Она подняла голову, и глаза ее были полны слез. Она проговорила, не отирая их:
– Боюсь я.
– Кого боишься?
– Всех. Не знаю.
– И меня?
– И… тебя боюсь.
– Меня-то что?
– Зачем так говоришь?.. Уже все прошло… Зачем зря бередить?
«Зря». Опять это «зря». Короткое, но страшное слово,
– Чего же тебе нужно? – вдруг спросила она, взглянув на меня.
Что ей ответить? Я похолодел под взглядом ее голубых глаз. Да точно ли они голубые? И уже высохли слезы на них. И были то не глаза ее, а голубые ледяшки.

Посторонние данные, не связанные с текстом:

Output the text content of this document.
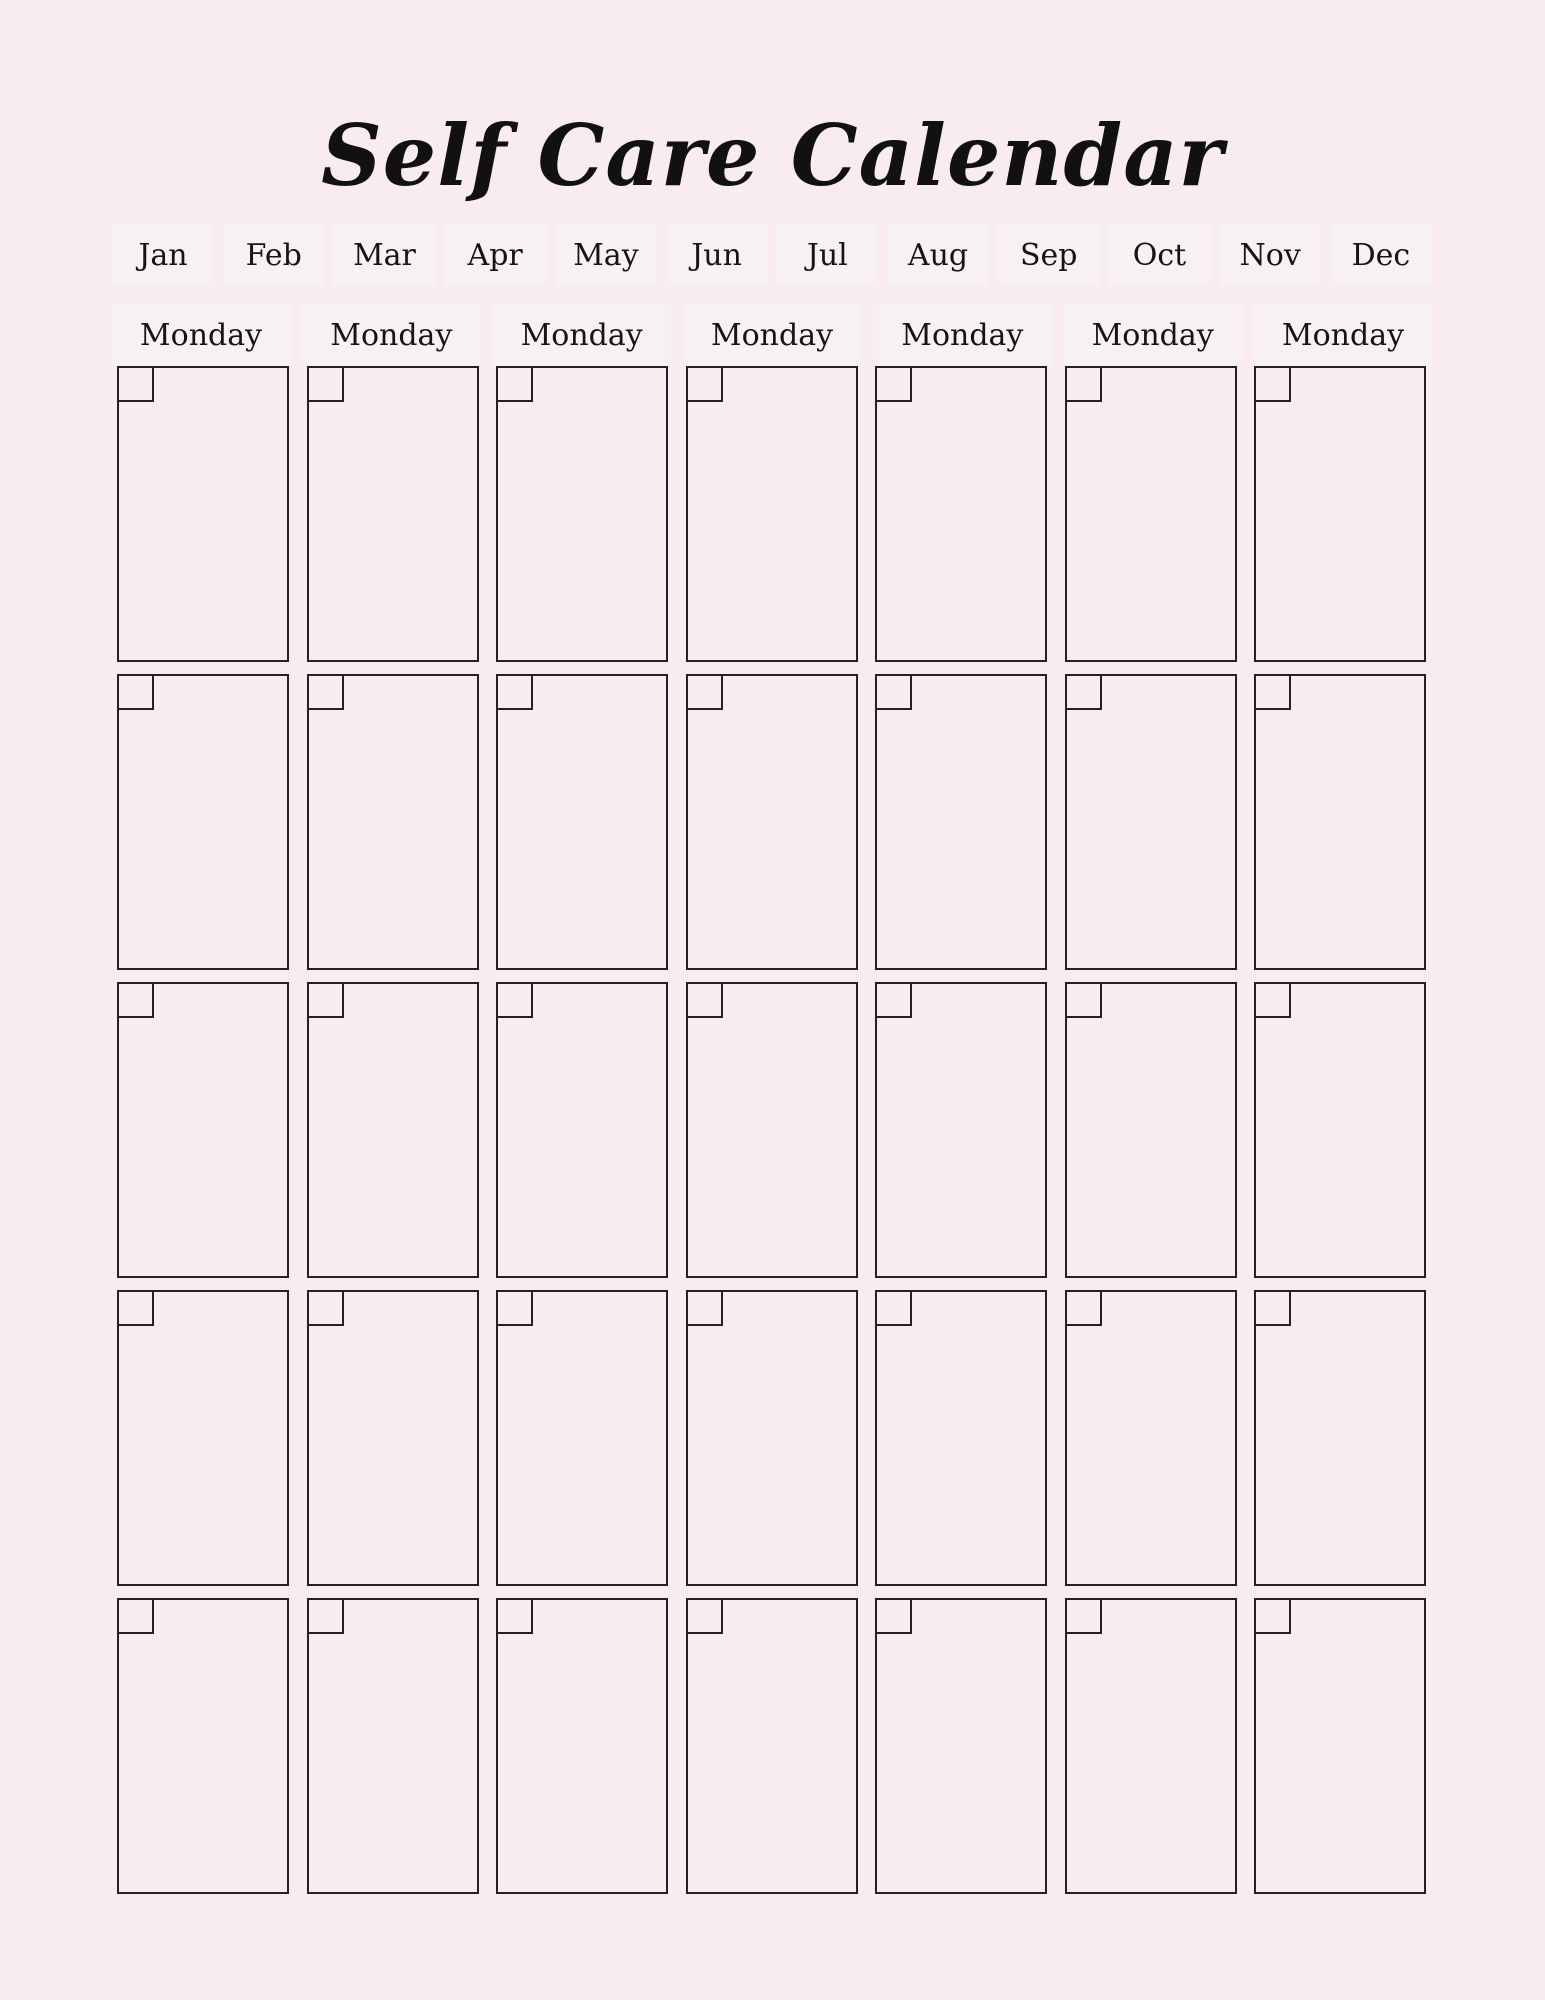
Self Care Calendar
Jan	Feb	Mar	Apr	May	Jun	Jul	Aug	Sep	Oct	Nov	Dec
Monday	Monday	Monday	Monday	Monday	Monday	Monday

Множество «зря». Любил ее зря, зря вовремя не дал отпора Федоре, зря испугался тогда, и зря вот приехал сюда, и совсем зря желал свидания. Так мне и надо.
Глухим голосом я тяжело спросил:
– Значит, ты теперь не любишь меня?
– Нет.
Все.
Радуйся, Федора, твоя взяла…
Радуйся, сапожник Жуков Иван. Твоя взяла.
Уезжай, Петр. Твоя не взяла.
«Нет, нет и нет!»
Федя угрюмо смотрит на меня, а я чувствую, как проваливаюсь сквозь земляной пол.
– Спасибо, Лена.
Она молча встает, не глядя, протягивает мне руку. Я холодно жму ее руку, чужую, уже не мою.
И странно – чувствую вместе с горечью какое-то облегчение. Очень странно. Словно я освободился от чего– то, давно гнетущего меня. От какого-то сладкого, но непомерно тяжелого груза.
Лена прошла в открытую дверь избы мимо Феди. Федя покосился на нее, а Жуков смотрел на меня, и не поймешь, то ли довольная, то ли злорадная улыбка перекосила его курносое лицо. Нет, не поймешь. А я только посмотрел в спину Лены как бы напоследок, и она скрылась от меня во тьме избы.